La tendenza tipica della modernità a ribaltare la tradizionale gerarchia tra beni di eccellenza e beni di efficienza trova il suo apogeo nella corporate modernity, caratterizzata dalla pervasiva diffusione di grosse strutture aziendali e burocratiche, siano esse pubbliche o private. Nel contesto organizzativo della corporation prevale la razionalità di tipo strumentale, la professionalizzazione delle procedure e soprattutto la compartimentalizzazione dei ruoli. In conseguenza, assistiamo ad un cambiamento della natura stessa delle virtù, le quali diventano mere abitudini del soggetto che servono a renderlo più fit e quindi più efficiente.

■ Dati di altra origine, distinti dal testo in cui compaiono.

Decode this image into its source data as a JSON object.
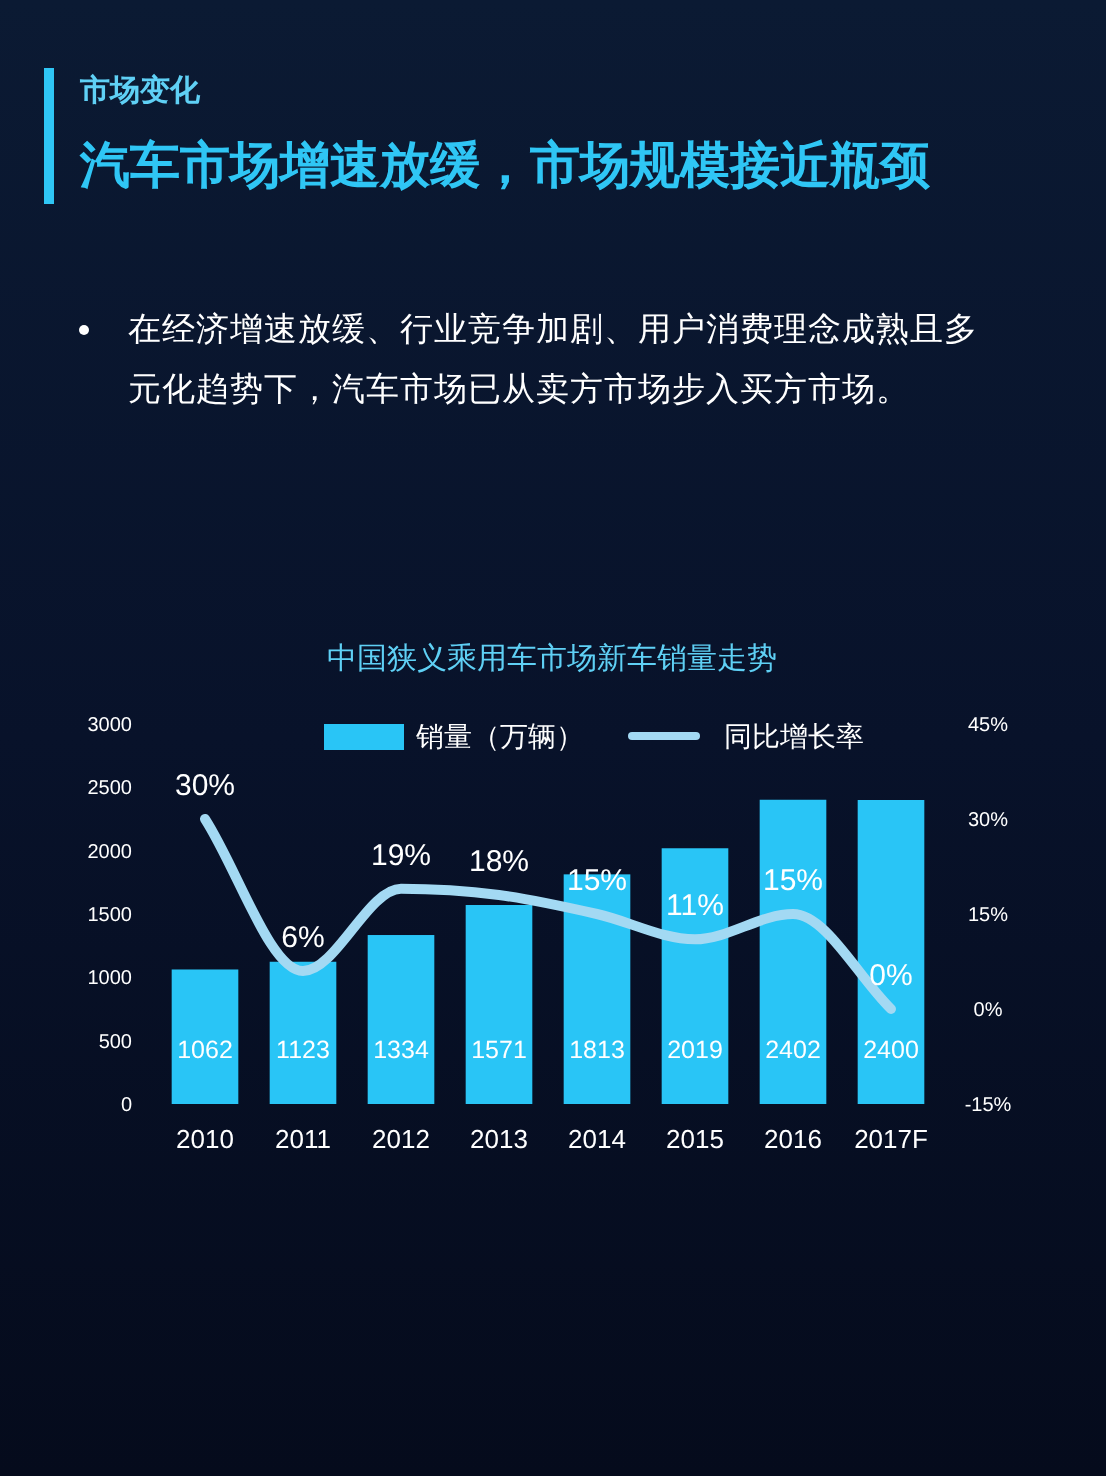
{
  "chart_data": {
    "type": "bar",
    "title": "中国狭义乘用车市场新车销量走势",
    "annotations": [
      "市场变化",
      "汽车市场增速放缓，市场规模接近瓶颈",
      "在经济增速放缓、行业竞争加剧、用户消费理念成熟且多元化趋势下，汽车市场已从卖方市场步入买方市场。"
    ],
    "categories": [
      "2010",
      "2011",
      "2012",
      "2013",
      "2014",
      "2015",
      "2016",
      "2017F"
    ],
    "series": [
      {
        "name": "销量（万辆）",
        "color": "#29c5f6",
        "values": [
          1062,
          1123,
          1334,
          1571,
          1813,
          2019,
          2402,
          2400
        ],
        "value_labels": [
          "1062",
          "1123",
          "1334",
          "1571",
          "1813",
          "2019",
          "2402",
          "2400"
        ]
      },
      {
        "name": "同比增长率",
        "type": "line",
        "axis": "y2",
        "color": "#a3d9f3",
        "values": [
          30,
          6,
          19,
          18,
          15,
          11,
          15,
          0
        ],
        "value_labels": [
          "30%",
          "6%",
          "19%",
          "18%",
          "15%",
          "11%",
          "15%",
          "0%"
        ]
      }
    ],
    "ylim": [
      0,
      3000
    ],
    "yticks": [
      0,
      500,
      1000,
      1500,
      2000,
      2500,
      3000
    ],
    "y2lim": [
      -15,
      45
    ],
    "y2ticks": [
      {
        "value": -15,
        "label": "-15%"
      },
      {
        "value": 0,
        "label": "0%"
      },
      {
        "value": 15,
        "label": "15%"
      },
      {
        "value": 30,
        "label": "30%"
      },
      {
        "value": 45,
        "label": "45%"
      }
    ],
    "legend": "top",
    "grid": false,
    "marker": "none"
  }
}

Dov’è allora possibile individuare nella “corporate modernity” un punto di resistenza nei confronti dei suoi effetti alienanti e reificanti?

Non basta dire che occorre far leva sulle pratiche, visto che le big corporations riescono quasi sempre ad imporre il primato dei beni dell’efficienza su quelli dell’eccellenza. Serve allora battere altre strade, senza mai dimenticare che le istituzioni sono necessarie allo sviluppo delle pratiche. Ecco perché è oggi prioritario intervenire sulle regole del gioco, cioè sulle istituzioni che – come noto – hanno a che vedere con le strutture di potere che presiedono alla distribuzione di risorse e benefici. Un solo esempio per chiarire: la medicina è una pratica; l’ospedale è un’istituzione. La prima inventata dai greci; la seconda dalle confraternite toscane del XIII secolo! E’ oggi giunto il tempo di dare vita a nuove istituzioni adeguate al contesto odierno, pur continuando ad alimentare e sostenere le pratiche (per rimanere all’esempio: l’istituzione ospedale oggi non sarebbe più sufficiente a migliorare la salute). 

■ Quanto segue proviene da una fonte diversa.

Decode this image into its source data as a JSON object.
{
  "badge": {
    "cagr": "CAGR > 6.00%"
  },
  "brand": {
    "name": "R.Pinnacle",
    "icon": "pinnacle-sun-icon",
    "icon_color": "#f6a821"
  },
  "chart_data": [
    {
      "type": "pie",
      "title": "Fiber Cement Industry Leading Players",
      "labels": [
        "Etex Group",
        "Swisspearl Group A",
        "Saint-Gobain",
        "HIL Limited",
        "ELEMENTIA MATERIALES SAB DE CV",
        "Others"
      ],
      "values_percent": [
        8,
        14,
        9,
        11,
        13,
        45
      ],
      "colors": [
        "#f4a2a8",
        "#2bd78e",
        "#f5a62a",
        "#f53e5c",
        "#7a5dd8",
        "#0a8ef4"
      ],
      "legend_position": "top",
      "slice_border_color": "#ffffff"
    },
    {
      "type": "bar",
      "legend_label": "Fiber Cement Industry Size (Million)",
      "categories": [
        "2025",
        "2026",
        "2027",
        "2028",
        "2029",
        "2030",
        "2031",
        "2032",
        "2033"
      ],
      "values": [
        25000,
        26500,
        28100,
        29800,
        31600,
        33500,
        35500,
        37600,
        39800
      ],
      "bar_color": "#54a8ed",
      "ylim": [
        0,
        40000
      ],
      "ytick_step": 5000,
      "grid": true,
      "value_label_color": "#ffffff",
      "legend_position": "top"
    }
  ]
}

Non basta più assegnarci il compito di “minoranze profetiche”, come finora è stato (e non poteva essere diversamente), adoperandosi a tappare i buchi e correggere le falle di istituzioni basicamente estrattive come sono quelle attuali. Dopo un paio di decenni di sperimentazione di pratiche, NeXt deve ora porsi alla guida di un processo di autentica innovazione sociale, che miri a creare nuove istituzioni, le quali – mai si dimentichi – sono spazi morali e non già spazi eticamente neutri, come il mainstream, finora, ci ha fatto credere. Benedetto da Norcia per rispondere alla sua missione crea il monastero, che è la più notevole istituzione socio-economica di ogni tempo. Si legga l’incipit della Regula Benedicti

Mi sia consentito un riferimento personale.

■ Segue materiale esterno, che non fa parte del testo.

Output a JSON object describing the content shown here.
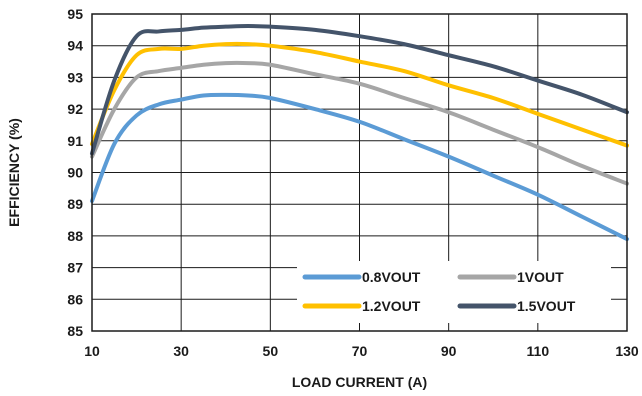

Il D.Lgs. 463/1997, che ha sancito la nascita della nuova figura delle ONLUS, è stato pensato e materialmente composto al di fuori del Parlamento, il quale si è “limitato” ad approvarlo con qualche lieve modifica. Non v’è chi non veda quale e quanta rilevanza strategica questo Decreto ha avuto per lo sviluppo e l’avanzamento delle organizzazioni della nostra società civile, tanto da aver aperto la strada all’approvazione, nell’agosto del 2017, del Codice del Terzo Settore. Ecco: NEXT deve (perché ne ha le capacità) attribuirsi il compito di avanzare progetti veri e propri (non bastano le proposte) tendenti a modificar o a introdurre nuove regole del gioco. Saranno poi i Consigli Regionali o il Parlamento a codificarle. 

Conclusioni 

Quanto va fatto, con urgenza, è tornare a pensare e non solo ad occuparsi di singole opere, pur altamente meritorie. Uno dei guasti più seri che l’egemonia culturale del mainstream economico ha creato è proprio questo: che non c’è bisogno di pensare, perché l’importante è fare. Ma si può agire se l’azione non è preceduta da un pensiero? Come otto secoli venne introdotto in Gran Bretagna il diritto all’habeas corpus, dobbiamo oggi batterci per affermare l’habeas mentem, introducendo nella dichiarazione universale dei diritti dell’uomo il diritto a non subire manipolazioni della mente, come oggi sta accadendo (Si pensi al fenomeno delle fake truths, che sono ben altra cosa delle fake news, sempre esistite). Prendersi cura della mente è oggi un compito irrinunciabile per un soggetto come NeXt Nuova Economia per Tutti, che mai ha dimenticato la sua sorgente.